L’île elle-même est escarpée et densément boisée, s’élevant abruptement depuis un étroit plateau côtier, et un sentier grimpe depuis le village à travers des plantations de manioc et de yaqona jusqu’à une crête offrant une vue sur la baie de Buca vers Vanua Levu et, par temps clair, la silhouette de Taveuni au-delà. Je l’ai parcouru avec deux adolescents qui s’étaient proposés pour me guider contre une simple boisson fraîche à la fin, et qui ont commenté toute la montée dans un mélange de tuvaluan, de fidjien et d’anglais selon la langue dans laquelle la blague passait le mieux.

Vue depuis une crête boisée de l'île de Kioa donnant sur la baie de Buca vers le littoral montagneux de Vanua Levu

Il y a une petite pièce, façon musée, près de la salle communautaire, avec des photographies de la colonisation originelle, des images en noir et blanc de bateaux en bois chargés impossiblement haut de biens, et une copie encadrée de l’acte de propriété original de la terre.
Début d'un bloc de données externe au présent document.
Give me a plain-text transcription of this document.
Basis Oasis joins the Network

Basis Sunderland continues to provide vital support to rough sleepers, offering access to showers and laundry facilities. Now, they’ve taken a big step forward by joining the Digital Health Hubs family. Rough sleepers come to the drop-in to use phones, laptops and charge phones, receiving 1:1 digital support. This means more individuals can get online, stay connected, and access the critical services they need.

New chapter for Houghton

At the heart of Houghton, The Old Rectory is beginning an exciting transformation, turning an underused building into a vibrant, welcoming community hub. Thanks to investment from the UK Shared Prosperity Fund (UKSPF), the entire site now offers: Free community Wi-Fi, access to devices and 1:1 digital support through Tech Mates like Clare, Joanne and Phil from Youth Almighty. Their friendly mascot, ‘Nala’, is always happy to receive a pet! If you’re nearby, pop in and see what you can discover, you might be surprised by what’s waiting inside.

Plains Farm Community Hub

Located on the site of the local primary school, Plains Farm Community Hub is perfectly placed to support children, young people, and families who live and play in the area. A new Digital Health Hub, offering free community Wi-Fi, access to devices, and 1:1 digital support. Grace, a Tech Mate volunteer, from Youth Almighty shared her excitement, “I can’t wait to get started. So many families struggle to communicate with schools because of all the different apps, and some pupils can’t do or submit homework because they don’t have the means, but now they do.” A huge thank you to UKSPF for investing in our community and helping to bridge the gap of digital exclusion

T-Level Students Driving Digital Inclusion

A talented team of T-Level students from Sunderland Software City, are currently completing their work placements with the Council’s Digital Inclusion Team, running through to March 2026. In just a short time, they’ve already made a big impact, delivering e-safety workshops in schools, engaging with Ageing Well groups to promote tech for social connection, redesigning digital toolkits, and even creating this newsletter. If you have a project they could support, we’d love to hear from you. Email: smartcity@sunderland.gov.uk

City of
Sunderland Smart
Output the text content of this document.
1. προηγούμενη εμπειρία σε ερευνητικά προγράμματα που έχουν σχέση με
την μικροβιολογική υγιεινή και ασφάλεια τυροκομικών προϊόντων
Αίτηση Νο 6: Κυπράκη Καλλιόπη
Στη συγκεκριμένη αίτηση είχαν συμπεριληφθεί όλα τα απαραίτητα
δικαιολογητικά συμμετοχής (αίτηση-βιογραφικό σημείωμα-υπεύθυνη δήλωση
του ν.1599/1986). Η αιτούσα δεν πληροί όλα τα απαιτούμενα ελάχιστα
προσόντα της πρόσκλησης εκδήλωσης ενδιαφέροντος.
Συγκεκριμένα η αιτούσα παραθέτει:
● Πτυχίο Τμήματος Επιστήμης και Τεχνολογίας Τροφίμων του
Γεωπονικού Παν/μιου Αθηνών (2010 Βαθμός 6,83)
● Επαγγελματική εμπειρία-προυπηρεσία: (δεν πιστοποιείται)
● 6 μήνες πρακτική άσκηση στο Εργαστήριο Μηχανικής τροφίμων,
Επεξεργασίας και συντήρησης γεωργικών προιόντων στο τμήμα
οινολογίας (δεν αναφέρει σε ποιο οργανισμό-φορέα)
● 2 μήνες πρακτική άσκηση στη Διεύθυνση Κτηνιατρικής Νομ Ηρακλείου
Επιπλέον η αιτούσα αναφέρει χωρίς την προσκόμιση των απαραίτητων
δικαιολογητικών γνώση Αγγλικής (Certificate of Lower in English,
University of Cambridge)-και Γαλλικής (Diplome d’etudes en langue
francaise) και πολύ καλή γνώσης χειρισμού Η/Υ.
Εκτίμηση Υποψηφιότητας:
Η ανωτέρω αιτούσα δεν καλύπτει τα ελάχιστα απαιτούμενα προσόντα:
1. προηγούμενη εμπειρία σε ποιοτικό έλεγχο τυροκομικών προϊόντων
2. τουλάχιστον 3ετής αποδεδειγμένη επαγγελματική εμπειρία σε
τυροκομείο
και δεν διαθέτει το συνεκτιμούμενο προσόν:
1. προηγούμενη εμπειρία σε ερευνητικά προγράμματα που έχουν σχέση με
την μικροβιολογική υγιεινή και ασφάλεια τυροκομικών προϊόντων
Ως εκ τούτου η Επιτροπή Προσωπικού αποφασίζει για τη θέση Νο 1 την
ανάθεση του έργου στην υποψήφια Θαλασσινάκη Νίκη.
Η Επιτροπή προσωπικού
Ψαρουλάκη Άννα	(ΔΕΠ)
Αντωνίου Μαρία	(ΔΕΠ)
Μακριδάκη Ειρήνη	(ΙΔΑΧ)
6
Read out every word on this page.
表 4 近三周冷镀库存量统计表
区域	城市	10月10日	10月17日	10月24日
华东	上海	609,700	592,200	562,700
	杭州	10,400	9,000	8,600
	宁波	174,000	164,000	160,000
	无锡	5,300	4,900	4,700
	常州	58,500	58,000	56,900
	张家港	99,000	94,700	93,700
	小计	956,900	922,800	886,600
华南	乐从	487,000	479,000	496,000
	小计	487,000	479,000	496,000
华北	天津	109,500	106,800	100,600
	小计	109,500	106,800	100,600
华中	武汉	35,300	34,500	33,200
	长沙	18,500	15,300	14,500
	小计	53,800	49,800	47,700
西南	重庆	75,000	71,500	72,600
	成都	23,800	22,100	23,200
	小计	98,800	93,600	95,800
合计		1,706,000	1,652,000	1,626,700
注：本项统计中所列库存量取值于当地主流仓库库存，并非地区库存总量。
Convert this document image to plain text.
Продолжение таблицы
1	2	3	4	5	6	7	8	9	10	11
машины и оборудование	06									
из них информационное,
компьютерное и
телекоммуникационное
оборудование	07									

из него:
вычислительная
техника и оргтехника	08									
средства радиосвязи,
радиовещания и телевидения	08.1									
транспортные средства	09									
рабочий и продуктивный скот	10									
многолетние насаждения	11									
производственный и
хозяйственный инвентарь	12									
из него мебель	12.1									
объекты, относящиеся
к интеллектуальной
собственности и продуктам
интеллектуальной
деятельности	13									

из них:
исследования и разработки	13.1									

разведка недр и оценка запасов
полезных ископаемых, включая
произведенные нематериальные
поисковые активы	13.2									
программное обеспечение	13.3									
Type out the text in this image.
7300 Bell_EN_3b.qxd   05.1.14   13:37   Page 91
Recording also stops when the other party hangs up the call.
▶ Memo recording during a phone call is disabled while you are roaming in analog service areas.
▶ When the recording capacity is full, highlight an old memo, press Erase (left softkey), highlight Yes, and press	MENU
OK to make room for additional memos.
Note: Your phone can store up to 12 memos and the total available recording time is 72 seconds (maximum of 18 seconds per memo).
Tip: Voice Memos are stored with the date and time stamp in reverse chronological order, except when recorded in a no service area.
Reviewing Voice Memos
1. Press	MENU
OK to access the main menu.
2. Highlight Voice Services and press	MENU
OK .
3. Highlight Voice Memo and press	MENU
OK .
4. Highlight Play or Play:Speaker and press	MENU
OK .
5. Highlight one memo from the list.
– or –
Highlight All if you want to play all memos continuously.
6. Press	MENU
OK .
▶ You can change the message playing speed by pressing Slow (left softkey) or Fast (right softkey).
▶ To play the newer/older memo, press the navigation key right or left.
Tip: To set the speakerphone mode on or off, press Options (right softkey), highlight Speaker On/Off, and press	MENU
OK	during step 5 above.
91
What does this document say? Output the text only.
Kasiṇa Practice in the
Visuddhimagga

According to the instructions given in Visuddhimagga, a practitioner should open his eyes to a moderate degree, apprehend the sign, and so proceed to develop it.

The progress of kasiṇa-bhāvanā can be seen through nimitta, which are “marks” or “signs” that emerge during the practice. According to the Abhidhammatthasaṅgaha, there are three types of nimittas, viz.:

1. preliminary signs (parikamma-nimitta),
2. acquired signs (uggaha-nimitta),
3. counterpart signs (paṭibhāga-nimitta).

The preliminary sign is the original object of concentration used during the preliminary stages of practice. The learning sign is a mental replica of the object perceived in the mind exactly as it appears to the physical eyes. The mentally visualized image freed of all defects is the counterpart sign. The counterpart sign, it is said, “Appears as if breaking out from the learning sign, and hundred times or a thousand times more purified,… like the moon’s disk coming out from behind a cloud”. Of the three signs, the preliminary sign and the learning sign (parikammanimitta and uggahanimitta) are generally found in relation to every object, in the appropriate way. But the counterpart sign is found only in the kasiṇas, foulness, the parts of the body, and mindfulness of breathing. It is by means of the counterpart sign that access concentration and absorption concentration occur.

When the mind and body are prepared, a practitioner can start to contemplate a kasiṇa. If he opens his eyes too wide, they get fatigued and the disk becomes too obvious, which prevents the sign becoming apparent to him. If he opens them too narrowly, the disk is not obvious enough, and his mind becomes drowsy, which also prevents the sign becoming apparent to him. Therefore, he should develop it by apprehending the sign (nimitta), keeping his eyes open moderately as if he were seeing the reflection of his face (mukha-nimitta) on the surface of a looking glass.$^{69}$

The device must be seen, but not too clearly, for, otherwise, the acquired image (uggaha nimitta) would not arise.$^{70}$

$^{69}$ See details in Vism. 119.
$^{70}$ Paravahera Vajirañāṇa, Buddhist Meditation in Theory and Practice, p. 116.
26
Ce n’est pas aménagé pour les visiteurs de manière soignée — c’est simplement là, entretenu par qui détient la clé cette semaine-là, ce qui m’a semblé plus honnête que ce qu’aurait pu offrir n’importe quel musée en bonne et due forme.

Quand y aller : Les visites doivent être organisées à l’avance par l’intermédiaire d’un contact local ou d’un tour-opérateur à Savusavu, car Kioa n’a aucune infrastructure touristique propre. La saison sèche, de mai à octobre, rend la traversée en bateau depuis la baie de Buca nettement plus confortable.